Sri Rama Vanquishing the Sea
Artist: Raja Ravi Varma
courtesy: Kamat's Potpourri and Sri Jayachamarajendra Art Gallery, Mysore
I have still not fully read Ernest Hemingway's "The Old Man and the Sea", 1952. (My father used to teach this book to college students.)
I have also not fully read probably one of the greatest novels in English language Herman Melville's "Moby-Dick", 1851.
Therefore, it was interesting to read the following.
विलास सारंग:
"… मराठी साहित्यात समुद्राच वास्तव किती सातत्याने दुर्लक्षित केलं आहे, हे माझ्या विवेचनाच सार होतं… आपण वास्तवाच्या -वाङमयीन सामग्रीच्या- केवढ्या मोठ्या भांडाराला मुकतो आहोत, हे माझ्या लेखात निर्देशित केलं आहे...मराठी वाङमयातील समुद्राची अनुपस्थिती मराठी समाजाच्या संरचनेशी कशी निगडीत आहे, हे माझ्या लेखात स्पष्ट केलेलं आहे."
("वाङमयीन संस्कृती व सामाजिक वास्तव", 2011, पृष्ठ 66-67)
[Vilas Sarang:
"....How consistently Marathi literature has ignored the reality of sea: that was the summary of my interpretation...the huge extent of reality - literary content- we have lost has been pointed in my article. The absence of sea in Marathi literature is linked to the structure of Marathi society has been clarified in my article."

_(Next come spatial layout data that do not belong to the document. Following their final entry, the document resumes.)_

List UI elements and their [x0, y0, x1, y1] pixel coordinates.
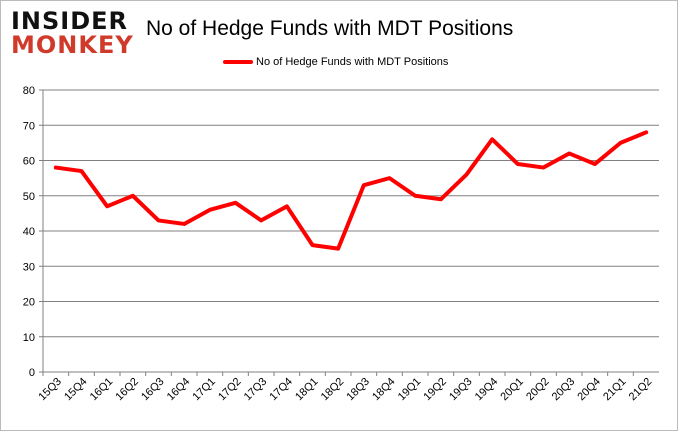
legend-label: No of Hedge Funds with MDT Positions — [256, 56, 449, 68]
y-tick-label: 80 — [23, 85, 35, 97]
x-tick-label: 16Q2 — [113, 376, 141, 404]
x-tick-label: 16Q4 — [165, 376, 193, 404]
x-tick-label: 15Q4 — [62, 376, 90, 404]
x-tick-label: 20Q1 — [498, 376, 526, 404]
x-tick-label: 18Q3 — [344, 376, 372, 404]
logo-line2: MONKEY — [11, 31, 134, 59]
chart-title: No of Hedge Funds with MDT Positions — [146, 17, 514, 40]
x-tick-label: 21Q2 — [627, 376, 655, 404]
y-tick-label: 30 — [23, 261, 35, 273]
x-tick-label: 16Q3 — [139, 376, 167, 404]
y-tick-label: 0 — [29, 367, 35, 379]
series-line — [53, 130, 649, 251]
y-tick-label: 50 — [23, 191, 35, 203]
x-tick-label: 19Q4 — [473, 376, 501, 404]
x-tick-label: 20Q2 — [524, 376, 552, 404]
x-tick-label: 18Q4 — [370, 376, 398, 404]
x-tick-label: 20Q3 — [550, 376, 578, 404]
x-tick-label: 16Q1 — [88, 376, 116, 404]
x-tick-label: 17Q2 — [216, 376, 244, 404]
x-tick-label: 17Q1 — [190, 376, 218, 404]
x-tick-label: 19Q1 — [396, 376, 424, 404]
x-tick-label: 19Q2 — [421, 376, 449, 404]
y-tick-label: 10 — [23, 332, 35, 344]
y-tick-label: 70 — [23, 120, 35, 132]
x-tick-label: 21Q1 — [601, 376, 629, 404]
logo-line1: INSIDER — [11, 7, 129, 35]
insider-monkey-logo: INSIDER MONKEY — [11, 9, 134, 57]
legend-swatch — [223, 60, 253, 64]
x-tick-label: 18Q1 — [293, 376, 321, 404]
y-tick-label: 40 — [23, 226, 35, 238]
x-tick-label: 19Q3 — [447, 376, 475, 404]
x-tick-label: 20Q4 — [575, 376, 603, 404]
x-tick-label: 17Q3 — [242, 376, 270, 404]
x-tick-label: 18Q2 — [319, 376, 347, 404]
y-tick-label: 20 — [23, 297, 35, 309]
legend: No of Hedge Funds with MDT Positions — [223, 56, 448, 68]
x-tick-label: 15Q3 — [36, 376, 64, 404]
x-tick-label: 17Q4 — [267, 376, 295, 404]
y-tick-label: 60 — [23, 156, 35, 168]
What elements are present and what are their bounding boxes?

("Vangmayin Sanskruti va samajik vastav")]
Courtesy: Lapham's Quarterly Summer 2013 Issue
p.s written on September 1 2013:
Arun Kolatkar (अरुण कोलटकर):
"where the sea jostles
against the wall
vacuous sailboats snuggle
tall and gawky
their masts at variance
islam
mary
dolphin
their names appearing
music"
('the boat ride')
p.s. I am writing the following on September 11 2013.
Those who want to read in depth on this subject, please read Vilas Sarang's essay titled "कुंपणा मधला समुद्र" (kumpanamadhala samudra), now part of his book "मॅनहोलमधला माणूस", 2008 (manhol madhala manoos).
I read it first time on the rainy night of Sept 10 2013.